Prospects which have been drilled are categorised as dry or a discovery, and the possible discovery volume is registered. That provides the basis for statistics on discovery success and volume in the various plays. These figures provide important information for use in the analyses. On several occasions, the NPD has analysed prospect volume (pre-drilling) compared with discovery volume, and presented the results . The latter show a tendency to overestimate prospect volumes, while the average estimated probability of success appears to be in line with the average discovery rate.

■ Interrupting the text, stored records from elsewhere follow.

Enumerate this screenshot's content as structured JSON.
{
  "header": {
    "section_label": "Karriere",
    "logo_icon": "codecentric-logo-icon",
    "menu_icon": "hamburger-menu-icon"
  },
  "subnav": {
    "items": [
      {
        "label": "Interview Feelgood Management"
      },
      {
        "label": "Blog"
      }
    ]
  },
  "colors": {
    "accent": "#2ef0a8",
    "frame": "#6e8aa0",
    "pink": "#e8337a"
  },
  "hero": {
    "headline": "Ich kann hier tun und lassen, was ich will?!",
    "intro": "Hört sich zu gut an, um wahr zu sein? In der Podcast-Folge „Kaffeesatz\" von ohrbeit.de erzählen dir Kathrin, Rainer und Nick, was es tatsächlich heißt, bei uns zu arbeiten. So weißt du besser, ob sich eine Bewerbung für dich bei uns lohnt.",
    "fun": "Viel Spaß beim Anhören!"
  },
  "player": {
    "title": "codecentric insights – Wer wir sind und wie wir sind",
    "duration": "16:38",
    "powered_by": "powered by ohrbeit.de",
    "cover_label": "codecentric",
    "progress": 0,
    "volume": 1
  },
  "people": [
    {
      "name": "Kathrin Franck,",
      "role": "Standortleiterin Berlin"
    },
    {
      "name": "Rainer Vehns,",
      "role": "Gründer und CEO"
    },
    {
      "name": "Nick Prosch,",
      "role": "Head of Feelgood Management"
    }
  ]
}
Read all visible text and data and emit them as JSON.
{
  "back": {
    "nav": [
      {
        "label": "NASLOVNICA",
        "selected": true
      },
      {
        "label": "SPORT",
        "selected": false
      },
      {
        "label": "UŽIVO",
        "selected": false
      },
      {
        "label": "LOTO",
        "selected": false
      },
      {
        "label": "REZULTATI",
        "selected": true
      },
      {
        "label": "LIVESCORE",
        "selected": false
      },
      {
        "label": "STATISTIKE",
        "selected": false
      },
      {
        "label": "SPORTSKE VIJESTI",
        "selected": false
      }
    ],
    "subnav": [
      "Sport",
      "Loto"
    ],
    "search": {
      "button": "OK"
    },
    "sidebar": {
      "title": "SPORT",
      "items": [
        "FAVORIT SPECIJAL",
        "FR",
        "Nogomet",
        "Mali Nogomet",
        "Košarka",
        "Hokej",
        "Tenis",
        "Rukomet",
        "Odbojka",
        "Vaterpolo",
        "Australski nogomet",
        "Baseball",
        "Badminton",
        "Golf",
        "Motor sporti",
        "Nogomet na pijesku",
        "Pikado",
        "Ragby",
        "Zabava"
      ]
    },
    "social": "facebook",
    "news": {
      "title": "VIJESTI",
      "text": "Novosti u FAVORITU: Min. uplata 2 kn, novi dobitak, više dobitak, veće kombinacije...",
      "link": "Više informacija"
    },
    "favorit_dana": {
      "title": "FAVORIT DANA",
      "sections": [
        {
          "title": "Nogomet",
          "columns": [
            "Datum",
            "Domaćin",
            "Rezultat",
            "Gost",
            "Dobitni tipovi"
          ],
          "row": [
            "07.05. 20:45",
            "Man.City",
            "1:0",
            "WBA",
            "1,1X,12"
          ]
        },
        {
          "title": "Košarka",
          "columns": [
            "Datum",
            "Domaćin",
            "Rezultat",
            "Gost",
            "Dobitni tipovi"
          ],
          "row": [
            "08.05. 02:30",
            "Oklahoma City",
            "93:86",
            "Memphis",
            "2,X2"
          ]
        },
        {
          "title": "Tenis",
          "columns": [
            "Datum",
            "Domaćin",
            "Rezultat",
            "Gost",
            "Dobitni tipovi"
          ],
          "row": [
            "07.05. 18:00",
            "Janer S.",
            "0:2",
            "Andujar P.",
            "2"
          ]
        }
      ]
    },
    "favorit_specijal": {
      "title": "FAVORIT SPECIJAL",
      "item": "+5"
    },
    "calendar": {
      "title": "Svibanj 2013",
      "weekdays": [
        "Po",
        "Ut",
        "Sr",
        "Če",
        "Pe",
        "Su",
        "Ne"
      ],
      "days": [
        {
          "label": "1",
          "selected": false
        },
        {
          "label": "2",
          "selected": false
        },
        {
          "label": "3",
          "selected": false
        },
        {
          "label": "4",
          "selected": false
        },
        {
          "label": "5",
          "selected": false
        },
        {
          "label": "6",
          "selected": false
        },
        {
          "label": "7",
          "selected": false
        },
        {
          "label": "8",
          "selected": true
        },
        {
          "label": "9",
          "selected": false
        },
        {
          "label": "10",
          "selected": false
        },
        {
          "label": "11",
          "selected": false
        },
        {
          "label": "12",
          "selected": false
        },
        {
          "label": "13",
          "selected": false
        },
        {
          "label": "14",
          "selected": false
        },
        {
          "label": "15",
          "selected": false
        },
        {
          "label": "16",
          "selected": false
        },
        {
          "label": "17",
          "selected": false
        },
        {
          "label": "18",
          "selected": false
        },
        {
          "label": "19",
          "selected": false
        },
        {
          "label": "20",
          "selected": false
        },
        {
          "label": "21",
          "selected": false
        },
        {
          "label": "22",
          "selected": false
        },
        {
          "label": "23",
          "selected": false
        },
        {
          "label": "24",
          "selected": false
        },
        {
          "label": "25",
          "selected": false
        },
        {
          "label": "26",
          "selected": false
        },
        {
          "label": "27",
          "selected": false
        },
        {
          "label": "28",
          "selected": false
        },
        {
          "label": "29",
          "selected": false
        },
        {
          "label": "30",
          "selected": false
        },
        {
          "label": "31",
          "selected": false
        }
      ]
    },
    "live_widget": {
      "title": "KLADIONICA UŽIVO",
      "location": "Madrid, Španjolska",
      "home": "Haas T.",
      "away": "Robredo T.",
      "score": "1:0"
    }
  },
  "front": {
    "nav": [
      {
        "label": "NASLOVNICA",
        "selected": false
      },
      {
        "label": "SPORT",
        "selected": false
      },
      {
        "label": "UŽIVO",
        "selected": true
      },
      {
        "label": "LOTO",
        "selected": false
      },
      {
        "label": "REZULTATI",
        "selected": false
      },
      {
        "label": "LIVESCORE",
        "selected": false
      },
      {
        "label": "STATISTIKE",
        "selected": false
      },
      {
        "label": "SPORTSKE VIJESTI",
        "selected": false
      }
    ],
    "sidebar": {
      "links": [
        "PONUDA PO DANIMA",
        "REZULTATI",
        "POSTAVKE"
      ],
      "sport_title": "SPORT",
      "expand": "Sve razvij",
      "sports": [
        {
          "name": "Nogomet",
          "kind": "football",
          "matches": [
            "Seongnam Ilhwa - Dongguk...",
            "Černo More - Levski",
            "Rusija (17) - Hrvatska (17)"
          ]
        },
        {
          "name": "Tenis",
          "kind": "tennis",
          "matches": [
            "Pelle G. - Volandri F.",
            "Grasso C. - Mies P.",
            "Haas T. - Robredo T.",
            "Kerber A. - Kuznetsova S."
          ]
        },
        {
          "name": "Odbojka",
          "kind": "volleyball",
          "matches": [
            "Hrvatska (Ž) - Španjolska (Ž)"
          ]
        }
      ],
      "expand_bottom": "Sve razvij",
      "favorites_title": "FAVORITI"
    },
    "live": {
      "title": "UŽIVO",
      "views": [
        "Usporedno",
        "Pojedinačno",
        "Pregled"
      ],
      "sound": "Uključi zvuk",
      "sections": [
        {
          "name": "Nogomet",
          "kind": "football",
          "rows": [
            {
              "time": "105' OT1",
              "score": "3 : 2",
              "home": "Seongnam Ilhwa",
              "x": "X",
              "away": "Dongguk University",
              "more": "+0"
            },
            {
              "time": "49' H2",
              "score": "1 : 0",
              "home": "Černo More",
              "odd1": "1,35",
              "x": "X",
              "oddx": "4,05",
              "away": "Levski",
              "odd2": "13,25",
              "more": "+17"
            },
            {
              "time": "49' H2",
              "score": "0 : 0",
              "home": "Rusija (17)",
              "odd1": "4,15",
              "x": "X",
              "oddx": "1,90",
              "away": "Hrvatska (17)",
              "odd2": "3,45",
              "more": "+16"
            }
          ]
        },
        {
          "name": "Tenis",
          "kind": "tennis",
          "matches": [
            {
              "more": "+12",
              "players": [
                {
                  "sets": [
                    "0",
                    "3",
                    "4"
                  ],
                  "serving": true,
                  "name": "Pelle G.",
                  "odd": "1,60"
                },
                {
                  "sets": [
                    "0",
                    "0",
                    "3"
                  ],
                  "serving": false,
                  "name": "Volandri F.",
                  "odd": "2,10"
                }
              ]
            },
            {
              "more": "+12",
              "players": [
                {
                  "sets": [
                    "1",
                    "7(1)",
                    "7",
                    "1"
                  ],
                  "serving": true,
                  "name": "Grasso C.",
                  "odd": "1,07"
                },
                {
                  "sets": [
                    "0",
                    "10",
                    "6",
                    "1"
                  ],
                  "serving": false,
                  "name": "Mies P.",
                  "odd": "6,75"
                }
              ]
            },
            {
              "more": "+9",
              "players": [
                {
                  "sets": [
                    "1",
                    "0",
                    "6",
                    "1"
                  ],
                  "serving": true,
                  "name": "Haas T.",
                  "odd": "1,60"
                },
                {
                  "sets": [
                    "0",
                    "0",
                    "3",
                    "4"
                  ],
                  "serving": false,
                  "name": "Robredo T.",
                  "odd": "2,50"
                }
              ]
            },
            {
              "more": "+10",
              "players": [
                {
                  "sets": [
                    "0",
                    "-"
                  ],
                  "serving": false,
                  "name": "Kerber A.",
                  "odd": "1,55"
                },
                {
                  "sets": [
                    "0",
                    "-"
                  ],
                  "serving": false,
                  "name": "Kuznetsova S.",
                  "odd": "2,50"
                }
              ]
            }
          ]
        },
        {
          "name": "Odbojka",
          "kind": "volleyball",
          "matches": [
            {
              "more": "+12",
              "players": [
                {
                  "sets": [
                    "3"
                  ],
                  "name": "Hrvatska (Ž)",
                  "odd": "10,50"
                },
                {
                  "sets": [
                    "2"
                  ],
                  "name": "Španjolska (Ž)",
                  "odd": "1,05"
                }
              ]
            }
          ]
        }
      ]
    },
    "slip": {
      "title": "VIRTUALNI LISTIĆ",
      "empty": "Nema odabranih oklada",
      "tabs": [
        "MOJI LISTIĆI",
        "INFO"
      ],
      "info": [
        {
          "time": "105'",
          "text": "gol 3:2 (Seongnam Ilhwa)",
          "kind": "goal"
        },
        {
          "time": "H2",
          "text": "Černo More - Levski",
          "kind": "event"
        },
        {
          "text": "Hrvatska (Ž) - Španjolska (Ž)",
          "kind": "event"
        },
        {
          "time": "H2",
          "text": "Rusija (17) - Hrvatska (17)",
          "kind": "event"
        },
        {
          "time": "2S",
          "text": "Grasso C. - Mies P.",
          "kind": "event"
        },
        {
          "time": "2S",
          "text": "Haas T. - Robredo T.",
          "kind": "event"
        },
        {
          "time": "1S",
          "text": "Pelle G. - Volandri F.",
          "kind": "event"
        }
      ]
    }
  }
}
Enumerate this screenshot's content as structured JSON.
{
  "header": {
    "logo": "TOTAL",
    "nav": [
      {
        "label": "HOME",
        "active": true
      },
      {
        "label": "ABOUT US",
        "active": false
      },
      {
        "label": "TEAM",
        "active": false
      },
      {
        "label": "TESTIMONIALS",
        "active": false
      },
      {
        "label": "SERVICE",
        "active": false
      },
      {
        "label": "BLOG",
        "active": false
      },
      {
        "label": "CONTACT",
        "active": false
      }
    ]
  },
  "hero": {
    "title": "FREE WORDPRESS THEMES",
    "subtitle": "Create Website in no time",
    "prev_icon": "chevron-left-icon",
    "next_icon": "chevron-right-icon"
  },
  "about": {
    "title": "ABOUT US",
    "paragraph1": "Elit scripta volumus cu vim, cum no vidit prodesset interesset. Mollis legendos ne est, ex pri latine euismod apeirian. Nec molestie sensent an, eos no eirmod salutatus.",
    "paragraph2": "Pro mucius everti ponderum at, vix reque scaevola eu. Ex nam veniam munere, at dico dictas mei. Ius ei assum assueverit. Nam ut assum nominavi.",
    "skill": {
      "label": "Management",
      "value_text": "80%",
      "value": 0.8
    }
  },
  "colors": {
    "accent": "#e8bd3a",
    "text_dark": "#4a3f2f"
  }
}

The NPD also reviews company data reported for discoveries and dry wells. Understanding why a well is dry is important. It could be because the well failed to encounter the reservoir, for example, or because the reservoir quality was poor. Other causes could be the failure of petroleum to migrate into the trap or the absence of a trap (fact box 3.3). The results of this work are used to assess which elements are the most critical (pose the biggest geological risk) in the various plays.
Exploration is learning ...
Although the quantity of data underpinning the analyses is substantial, the estimates will always contain an element of uncertainty. Only drilling wells can prove or disprove discoveries and their size. Uncertainty is lower in an area where many wells have been drilled, because knowledge there has increased through large quantities of well data and geological analyses.
... about complex relationships
A prospect is included in undiscovered resources with risk-weighted petroleum quantities – in other words, the expected (unrisked) volume of a discovery multiplied by the probability of success. A prospect with an expected volume of 100 million scm oe and a 10 per cent probability of success will contribute 10 million scm oe to resources in the play. The outcome of drilling a prospect could influence estimates for undiscovered resources in this play by removing it, either as a discovery or as a dry well.
The result of a well is always significant. If a discovery is made, was it larger or smaller than expected? How did the reservoir and liquid properties compare with expectations? Was the hydrocarbon phase as expected? For its part, a dry well can reveal whether reservoir rocks are present and, if so, what properties they have. Traces of petroleum in the reservoir or the rest of the well could also be significant. A dry well can also establish the presence of a good cap rock over the expected reservoir level, or organically rich rocks which could have functioned as a source for other prospects in the play (fact box 3.4).
A discovery will generally have a positive impact on resource estimates. Should it be much smaller than expected, on the other hand, and if the reasons for this can also be extrapolated to more prospects in the play, the effect could be negative. In general, a dry well will affect the estimates negatively but the information it provides can have a positive effect in some cases.
The reservoir could be larger or better than expected, for example, or yielded clear traces of hydrocarbons. That might increase the probability of success for other prospects. A dry well in a prospect with a low probability of success will generally have a smaller impact on the total estimate than one in a prospect where the probability was high.
How much the estimates are altered by well results depends both on how much the latter deviate from expectations and on how much data was available before drilling. The estimates will not usually be affected as much in a mature play with many wells and discoveries as they are in a play without discoveries or wells.
The term “yet to find” is often used for undiscovered resources, but this can easily be interpreted to mean an estimate of what will be discovered rather than the quantity which might be found (if exploration takes place).
The NPD’s estimate of undiscovered resources covers oil and gas expected to be provable and producible with existing knowledge and technology. It makes no assumptions about commerciality or exploration activity.